FILE PHOTO: Herbert Diess, CEO of German carmaker Volkswagen addresses the media during the annual news conference at the Volkswagen plant in Wolfsburg, Germany March 12, 2019. REUTERS/Fabian Bimmer/File Photo

The management reshuffle comes after weeks of squabbling between Volkswagen’s powerful labour leaders and managers over the pace and scale of cost cutting plans to free up resources for a radical shift toward electric cars.

Volkswagen said Brandstaetter would take over on July 1 to give Diess, who remains group chief executive, more leeway to run the rest of the company, which includes brands such as Audi, Bentley, Skoda, Lamborghini and Porsche.

“Ralf Brandstaetter is one of the company’s most experienced managers,” Diess said in a statement. “I am therefore very pleased that Ralf Brandstaetter will be forging ahead with the development of the brand as CEO.”

Volkswagen said Diess retained overall responsibility for Volkswagen passenger cars and that the management reshuffle would also result in the departure of procurement and components chief Stefan Sommer.

Sommer joined VW in 2018 and oversaw ambitious procurement plans, including the construction of large factories to power Volkswagen’s ambitious electrification shift as the carmaker encountered supply bottlenecks.

Earlier on Monday, sources told Reuters that Volkswagen’s supervisory board was hosting an extraordinary meeting to discuss replacing Diess as CEO of the VW brand.

Diess is trying to get the company’s powerful labour leaders, who control nine of the 19 seats on the supervisory board, to agree to painful costs cuts.

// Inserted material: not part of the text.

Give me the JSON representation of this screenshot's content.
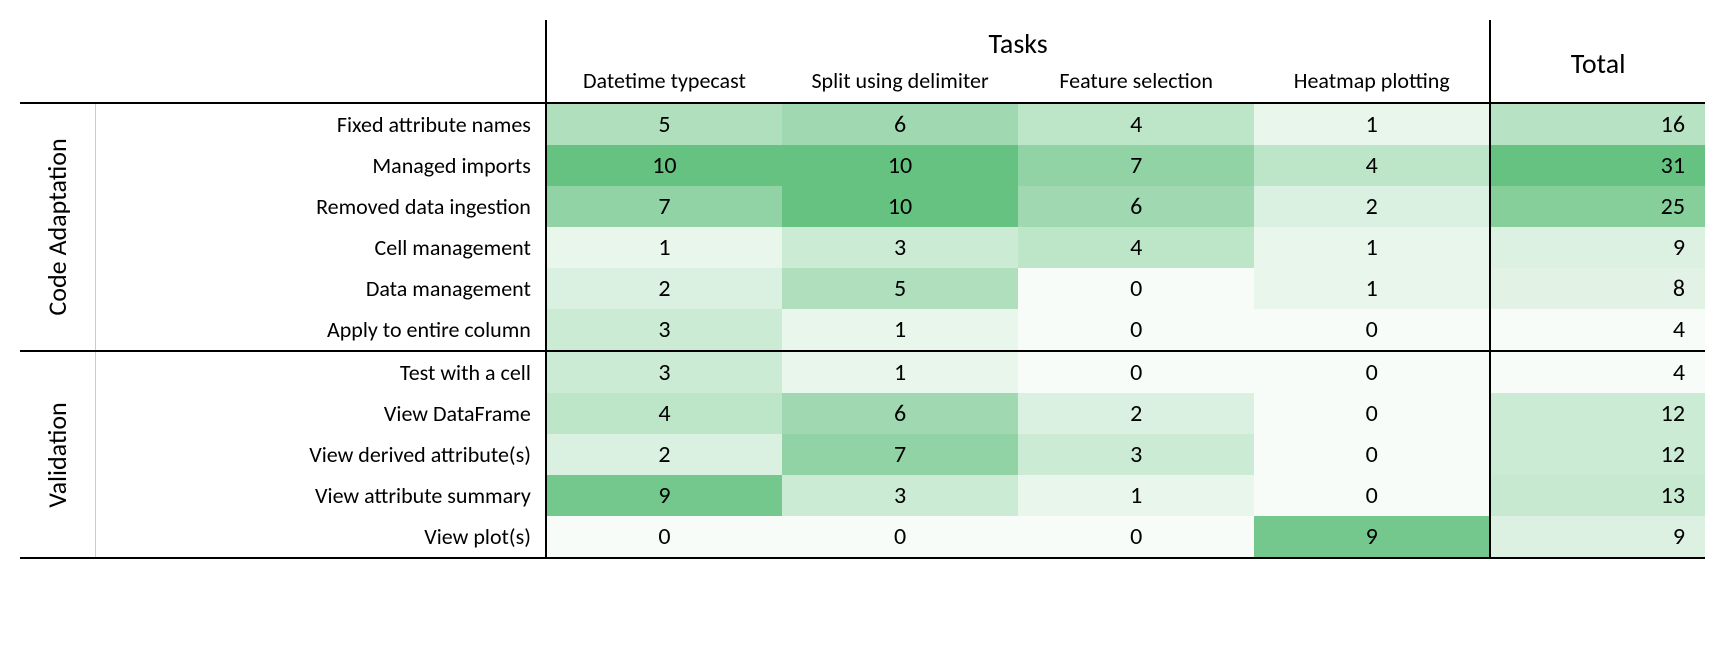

The savings are designed to help pay for a 34 billion euro (29.89 billion pounds) investment in electric and autonomous cars and 50 billion euros for EV battery procurement.

Diess also came under pressure after Volkswagen was forced to halt sales of its newest VW Golf model because of software glitches at a time when the company is preparing to mass produce VW’s ID.3 electric car.